Young Galaxy Downsize Yet Get "Bigger and Weirder" on 'Down Time'

Photo: Richmond Lam

BY Anna AlgerPublished Apr 3, 2018

"Of all the artistic disciplines, pop music is the least interested in people who've been around for awhile," laments Young Galaxy's Stephen Ramsay. "My personal maxim is you either have to get bigger or weirder to stick around. And for us, though I think we have kind of a reputation for being relatively accessible, we've just sort of steadily gotten a bit weirder."
 
Since the Montreal-based band released Falsework in 2015, he and partner Catherine McCandless have restructured both the band and their business practices. Their new album, Down Time, is being released independently after several releases with Paper Bag Records. As the band embark upon promoting their new record, Ramsay emphasizes that he'd "much rather take risks and fail spectacularly, and really live by that and not just say shit like that, because in the end, our legacy will not be the things that were commercially viable, it's gonna be the things that felt like mutations in our process."
 
Young Galaxy's process has certainly changed, from being "on the clock" in recording studios to having their own one-room studio close to their Montreal home. "We live inside each other's processes," says Ramsay, in reference to his relationship with McCandless. "We've retreated into this place of a very personal routine of driving to the studio every day, picking our kids up, and really focusing on our family and this more routine existence."
 
Like many artists, Young Galaxy couldn't ignore shifts in the socio-political landscape. "There was a certain shift in the world around the time of Trump.

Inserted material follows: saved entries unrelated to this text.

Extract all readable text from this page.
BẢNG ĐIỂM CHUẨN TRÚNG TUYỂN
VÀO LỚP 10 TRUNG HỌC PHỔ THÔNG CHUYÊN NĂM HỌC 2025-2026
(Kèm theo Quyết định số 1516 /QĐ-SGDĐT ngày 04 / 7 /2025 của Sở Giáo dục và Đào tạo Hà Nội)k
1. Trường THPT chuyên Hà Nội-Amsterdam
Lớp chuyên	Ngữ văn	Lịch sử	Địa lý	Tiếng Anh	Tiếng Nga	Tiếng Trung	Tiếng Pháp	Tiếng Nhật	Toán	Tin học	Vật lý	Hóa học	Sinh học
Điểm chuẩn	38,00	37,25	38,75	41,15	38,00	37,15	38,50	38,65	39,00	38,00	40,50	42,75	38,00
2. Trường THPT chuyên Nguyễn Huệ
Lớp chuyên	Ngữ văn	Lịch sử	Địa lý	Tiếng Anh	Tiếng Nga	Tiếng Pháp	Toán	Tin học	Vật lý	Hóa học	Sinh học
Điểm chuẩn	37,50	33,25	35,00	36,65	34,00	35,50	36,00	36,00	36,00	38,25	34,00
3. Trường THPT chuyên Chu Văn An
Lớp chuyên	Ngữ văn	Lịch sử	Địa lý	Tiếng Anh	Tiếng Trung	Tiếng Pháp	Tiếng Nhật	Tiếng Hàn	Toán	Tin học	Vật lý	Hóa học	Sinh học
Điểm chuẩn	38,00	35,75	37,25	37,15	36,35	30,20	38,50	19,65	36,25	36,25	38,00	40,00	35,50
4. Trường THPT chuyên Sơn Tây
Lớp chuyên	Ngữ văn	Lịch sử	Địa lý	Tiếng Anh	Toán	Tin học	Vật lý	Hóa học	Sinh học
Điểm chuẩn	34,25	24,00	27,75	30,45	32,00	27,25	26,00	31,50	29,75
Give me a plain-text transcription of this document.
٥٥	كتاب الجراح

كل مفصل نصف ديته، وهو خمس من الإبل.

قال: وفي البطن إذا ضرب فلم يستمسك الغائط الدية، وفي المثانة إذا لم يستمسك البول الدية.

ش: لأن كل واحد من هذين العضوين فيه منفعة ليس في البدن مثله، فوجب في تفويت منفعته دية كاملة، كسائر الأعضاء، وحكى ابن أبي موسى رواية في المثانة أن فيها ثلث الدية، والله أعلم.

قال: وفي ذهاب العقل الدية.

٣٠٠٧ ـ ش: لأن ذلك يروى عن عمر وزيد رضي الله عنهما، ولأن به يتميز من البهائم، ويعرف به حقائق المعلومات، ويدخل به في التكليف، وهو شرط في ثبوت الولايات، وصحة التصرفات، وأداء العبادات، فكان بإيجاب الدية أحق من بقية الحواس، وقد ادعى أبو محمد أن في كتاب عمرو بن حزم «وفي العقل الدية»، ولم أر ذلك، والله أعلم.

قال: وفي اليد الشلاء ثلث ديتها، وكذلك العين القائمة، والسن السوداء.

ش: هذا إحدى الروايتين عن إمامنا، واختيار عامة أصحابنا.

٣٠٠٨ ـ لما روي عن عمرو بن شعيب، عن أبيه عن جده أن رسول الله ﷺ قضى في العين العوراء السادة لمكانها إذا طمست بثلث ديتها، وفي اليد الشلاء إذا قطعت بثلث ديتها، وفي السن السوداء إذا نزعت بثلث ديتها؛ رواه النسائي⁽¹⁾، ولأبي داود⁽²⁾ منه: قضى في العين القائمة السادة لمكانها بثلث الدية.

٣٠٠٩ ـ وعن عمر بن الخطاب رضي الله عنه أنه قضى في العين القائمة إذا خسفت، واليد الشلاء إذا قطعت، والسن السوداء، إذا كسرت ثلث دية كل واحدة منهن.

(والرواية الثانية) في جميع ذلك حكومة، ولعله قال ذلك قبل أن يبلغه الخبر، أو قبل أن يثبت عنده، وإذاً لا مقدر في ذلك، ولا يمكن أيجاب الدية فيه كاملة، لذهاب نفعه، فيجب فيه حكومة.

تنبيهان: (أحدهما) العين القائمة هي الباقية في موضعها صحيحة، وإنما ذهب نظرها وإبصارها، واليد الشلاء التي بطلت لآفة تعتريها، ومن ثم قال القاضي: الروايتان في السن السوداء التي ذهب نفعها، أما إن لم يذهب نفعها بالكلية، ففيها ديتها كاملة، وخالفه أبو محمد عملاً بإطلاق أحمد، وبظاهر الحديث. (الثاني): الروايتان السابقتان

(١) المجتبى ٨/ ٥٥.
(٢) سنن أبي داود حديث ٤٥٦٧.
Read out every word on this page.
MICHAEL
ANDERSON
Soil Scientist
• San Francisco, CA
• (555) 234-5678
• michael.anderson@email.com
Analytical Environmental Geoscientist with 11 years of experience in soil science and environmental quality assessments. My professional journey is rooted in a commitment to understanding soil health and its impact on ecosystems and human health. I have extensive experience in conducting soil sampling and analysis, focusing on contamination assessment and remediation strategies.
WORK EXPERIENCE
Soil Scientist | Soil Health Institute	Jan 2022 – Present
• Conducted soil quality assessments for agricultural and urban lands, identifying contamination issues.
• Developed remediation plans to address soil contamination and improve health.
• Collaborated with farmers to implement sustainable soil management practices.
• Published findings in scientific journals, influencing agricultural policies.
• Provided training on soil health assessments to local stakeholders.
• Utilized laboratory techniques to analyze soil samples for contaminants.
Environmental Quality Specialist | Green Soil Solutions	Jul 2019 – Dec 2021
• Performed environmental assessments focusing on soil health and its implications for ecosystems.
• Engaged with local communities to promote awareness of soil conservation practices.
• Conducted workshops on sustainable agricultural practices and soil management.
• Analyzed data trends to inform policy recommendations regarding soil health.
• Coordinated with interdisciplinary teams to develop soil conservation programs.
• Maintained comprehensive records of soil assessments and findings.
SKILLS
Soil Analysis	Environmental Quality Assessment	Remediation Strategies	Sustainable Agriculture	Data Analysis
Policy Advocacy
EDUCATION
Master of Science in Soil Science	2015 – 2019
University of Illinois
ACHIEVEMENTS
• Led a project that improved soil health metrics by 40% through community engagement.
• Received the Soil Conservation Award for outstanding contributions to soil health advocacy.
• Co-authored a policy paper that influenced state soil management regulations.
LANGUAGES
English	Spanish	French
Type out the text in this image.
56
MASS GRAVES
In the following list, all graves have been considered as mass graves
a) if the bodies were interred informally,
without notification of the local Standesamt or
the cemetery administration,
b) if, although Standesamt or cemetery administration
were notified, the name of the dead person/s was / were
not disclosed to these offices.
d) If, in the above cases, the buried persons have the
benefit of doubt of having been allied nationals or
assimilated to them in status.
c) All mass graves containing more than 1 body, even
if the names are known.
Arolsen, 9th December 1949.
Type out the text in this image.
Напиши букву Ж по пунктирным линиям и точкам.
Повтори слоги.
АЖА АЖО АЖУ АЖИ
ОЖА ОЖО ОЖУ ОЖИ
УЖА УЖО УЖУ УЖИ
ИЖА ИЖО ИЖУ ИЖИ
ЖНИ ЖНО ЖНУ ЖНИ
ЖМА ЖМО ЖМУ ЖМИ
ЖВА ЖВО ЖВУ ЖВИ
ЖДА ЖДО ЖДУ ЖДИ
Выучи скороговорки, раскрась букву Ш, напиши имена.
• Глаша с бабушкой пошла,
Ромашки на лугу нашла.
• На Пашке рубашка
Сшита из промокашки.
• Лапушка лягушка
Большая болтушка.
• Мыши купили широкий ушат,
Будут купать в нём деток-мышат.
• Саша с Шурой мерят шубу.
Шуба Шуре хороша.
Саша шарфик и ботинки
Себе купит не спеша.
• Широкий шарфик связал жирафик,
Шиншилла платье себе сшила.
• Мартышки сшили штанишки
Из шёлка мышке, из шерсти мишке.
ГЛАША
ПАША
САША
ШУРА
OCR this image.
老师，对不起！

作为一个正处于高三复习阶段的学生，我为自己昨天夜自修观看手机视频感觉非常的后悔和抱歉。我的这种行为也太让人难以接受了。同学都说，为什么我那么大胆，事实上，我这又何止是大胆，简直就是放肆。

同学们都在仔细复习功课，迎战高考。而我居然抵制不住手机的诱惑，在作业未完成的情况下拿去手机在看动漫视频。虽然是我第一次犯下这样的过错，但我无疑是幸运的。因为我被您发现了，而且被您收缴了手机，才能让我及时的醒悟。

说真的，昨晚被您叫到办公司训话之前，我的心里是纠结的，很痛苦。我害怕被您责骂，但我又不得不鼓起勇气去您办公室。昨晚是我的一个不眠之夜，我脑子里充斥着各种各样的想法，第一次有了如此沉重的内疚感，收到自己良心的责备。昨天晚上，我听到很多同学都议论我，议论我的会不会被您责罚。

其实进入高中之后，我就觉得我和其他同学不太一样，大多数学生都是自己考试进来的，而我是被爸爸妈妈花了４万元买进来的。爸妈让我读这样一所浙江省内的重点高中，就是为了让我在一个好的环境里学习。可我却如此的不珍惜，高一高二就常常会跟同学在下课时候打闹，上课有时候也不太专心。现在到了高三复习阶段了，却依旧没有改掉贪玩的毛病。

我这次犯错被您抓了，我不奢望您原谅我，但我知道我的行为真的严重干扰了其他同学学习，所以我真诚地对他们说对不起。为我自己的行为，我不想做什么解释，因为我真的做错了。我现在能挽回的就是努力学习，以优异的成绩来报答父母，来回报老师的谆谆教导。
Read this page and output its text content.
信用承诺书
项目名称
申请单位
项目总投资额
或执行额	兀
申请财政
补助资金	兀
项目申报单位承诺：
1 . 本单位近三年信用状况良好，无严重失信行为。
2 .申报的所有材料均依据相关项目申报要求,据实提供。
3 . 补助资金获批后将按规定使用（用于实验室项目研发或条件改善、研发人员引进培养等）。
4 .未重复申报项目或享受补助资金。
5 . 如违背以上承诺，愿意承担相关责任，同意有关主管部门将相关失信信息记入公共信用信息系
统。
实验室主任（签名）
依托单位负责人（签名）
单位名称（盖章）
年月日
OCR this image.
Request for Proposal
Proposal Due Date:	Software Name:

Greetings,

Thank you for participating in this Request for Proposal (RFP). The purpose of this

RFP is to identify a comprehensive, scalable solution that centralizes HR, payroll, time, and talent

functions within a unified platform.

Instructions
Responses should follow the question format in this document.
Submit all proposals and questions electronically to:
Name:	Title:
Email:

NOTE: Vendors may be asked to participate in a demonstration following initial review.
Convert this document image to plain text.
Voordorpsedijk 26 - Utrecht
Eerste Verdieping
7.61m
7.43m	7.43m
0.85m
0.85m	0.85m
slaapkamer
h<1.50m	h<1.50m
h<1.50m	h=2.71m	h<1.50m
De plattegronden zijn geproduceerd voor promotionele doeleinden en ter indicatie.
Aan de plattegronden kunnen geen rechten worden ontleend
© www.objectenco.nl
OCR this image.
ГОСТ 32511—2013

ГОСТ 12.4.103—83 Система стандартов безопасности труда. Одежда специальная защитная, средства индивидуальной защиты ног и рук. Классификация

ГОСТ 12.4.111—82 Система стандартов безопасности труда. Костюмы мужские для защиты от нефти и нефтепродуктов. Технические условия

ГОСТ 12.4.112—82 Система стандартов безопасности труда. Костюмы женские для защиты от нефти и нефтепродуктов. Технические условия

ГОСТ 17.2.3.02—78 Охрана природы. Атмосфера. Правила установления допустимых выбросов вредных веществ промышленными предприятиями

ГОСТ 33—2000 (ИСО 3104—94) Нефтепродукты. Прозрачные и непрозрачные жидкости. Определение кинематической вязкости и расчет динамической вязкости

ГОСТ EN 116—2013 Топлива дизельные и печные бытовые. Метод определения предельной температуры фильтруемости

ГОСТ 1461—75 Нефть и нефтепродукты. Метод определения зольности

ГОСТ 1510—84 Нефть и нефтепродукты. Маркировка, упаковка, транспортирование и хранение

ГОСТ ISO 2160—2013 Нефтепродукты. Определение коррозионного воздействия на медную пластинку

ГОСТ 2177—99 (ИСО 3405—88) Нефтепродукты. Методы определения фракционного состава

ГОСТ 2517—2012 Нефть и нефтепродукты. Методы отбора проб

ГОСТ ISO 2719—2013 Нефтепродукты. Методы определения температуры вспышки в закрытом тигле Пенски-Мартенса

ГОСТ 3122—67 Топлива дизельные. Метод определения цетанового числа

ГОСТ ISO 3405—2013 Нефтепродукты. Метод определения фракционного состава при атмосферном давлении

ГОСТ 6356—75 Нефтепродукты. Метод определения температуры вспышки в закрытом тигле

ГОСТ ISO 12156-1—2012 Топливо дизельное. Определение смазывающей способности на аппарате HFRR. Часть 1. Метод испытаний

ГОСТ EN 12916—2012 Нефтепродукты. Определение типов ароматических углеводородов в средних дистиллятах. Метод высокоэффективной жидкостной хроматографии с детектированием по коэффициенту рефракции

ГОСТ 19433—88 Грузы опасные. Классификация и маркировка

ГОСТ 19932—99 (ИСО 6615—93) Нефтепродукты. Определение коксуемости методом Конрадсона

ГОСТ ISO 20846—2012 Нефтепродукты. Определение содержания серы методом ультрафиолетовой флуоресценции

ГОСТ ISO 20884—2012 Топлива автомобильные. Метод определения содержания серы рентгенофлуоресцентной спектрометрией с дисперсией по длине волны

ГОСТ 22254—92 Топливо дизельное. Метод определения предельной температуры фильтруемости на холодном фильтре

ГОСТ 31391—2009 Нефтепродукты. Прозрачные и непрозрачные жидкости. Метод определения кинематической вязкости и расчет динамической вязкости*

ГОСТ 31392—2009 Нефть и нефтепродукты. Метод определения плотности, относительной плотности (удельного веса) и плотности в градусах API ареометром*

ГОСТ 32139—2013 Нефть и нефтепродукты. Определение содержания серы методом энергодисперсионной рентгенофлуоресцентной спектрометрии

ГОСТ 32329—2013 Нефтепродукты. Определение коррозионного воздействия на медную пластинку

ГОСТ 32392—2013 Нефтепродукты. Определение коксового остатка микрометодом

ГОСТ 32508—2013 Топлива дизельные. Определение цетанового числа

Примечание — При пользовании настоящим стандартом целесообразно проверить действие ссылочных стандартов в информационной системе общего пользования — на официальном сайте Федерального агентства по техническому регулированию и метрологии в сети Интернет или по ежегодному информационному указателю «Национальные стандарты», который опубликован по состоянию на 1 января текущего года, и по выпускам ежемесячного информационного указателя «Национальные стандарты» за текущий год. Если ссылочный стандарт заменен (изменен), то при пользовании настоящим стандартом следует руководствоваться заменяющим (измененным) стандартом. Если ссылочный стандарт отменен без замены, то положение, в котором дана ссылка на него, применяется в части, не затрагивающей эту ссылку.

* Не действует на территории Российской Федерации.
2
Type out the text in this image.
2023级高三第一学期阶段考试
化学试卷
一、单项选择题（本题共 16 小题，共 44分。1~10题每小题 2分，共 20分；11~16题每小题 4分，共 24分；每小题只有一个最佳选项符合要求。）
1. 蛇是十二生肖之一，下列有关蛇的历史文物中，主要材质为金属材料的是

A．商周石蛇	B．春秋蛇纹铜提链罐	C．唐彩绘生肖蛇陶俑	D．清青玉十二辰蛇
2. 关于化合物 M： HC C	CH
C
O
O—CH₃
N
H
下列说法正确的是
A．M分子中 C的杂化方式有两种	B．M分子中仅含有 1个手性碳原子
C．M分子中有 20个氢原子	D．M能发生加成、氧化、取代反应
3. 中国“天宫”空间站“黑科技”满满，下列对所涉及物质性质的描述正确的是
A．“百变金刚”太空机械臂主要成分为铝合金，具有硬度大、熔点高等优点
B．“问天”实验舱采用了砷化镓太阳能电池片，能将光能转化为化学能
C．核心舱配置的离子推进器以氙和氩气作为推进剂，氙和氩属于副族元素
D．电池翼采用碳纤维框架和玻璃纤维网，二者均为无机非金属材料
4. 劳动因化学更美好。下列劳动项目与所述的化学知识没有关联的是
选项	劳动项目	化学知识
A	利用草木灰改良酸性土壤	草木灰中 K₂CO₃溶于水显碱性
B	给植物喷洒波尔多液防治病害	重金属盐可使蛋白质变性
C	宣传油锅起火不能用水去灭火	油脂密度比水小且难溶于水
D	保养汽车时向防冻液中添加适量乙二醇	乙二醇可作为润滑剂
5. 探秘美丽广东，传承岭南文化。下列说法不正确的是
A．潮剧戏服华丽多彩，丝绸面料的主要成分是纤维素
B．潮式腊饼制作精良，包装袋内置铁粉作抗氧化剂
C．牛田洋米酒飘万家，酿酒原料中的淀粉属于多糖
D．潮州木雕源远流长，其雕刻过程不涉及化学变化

God, I can't believe I just said his name. It was an awful feeling, and it's remained awful, because pretty much everything that we suspected or are afraid of is true, and what it's meant is that it's brought up a lot of these old sentiments and feelings that we thought we were over. And maybe perhaps that's my position as a Canadian white male, to say 'I thought we were better than this?'"
 
It was a reality that couldn't help but seep into their process. "How do we approach this political intensity that can't be ignored — this elephant in the room — without writing from a political standpoint?" Ramsay describes the band as "connecting the dots between our recent experiences in the music industry, which are really frankly a microcosm of what's happening with middle class, or lower middle classes: there's increasing inequality everywhere, in regards to the people who control these things."
 
Down Time comes out independently on April 6.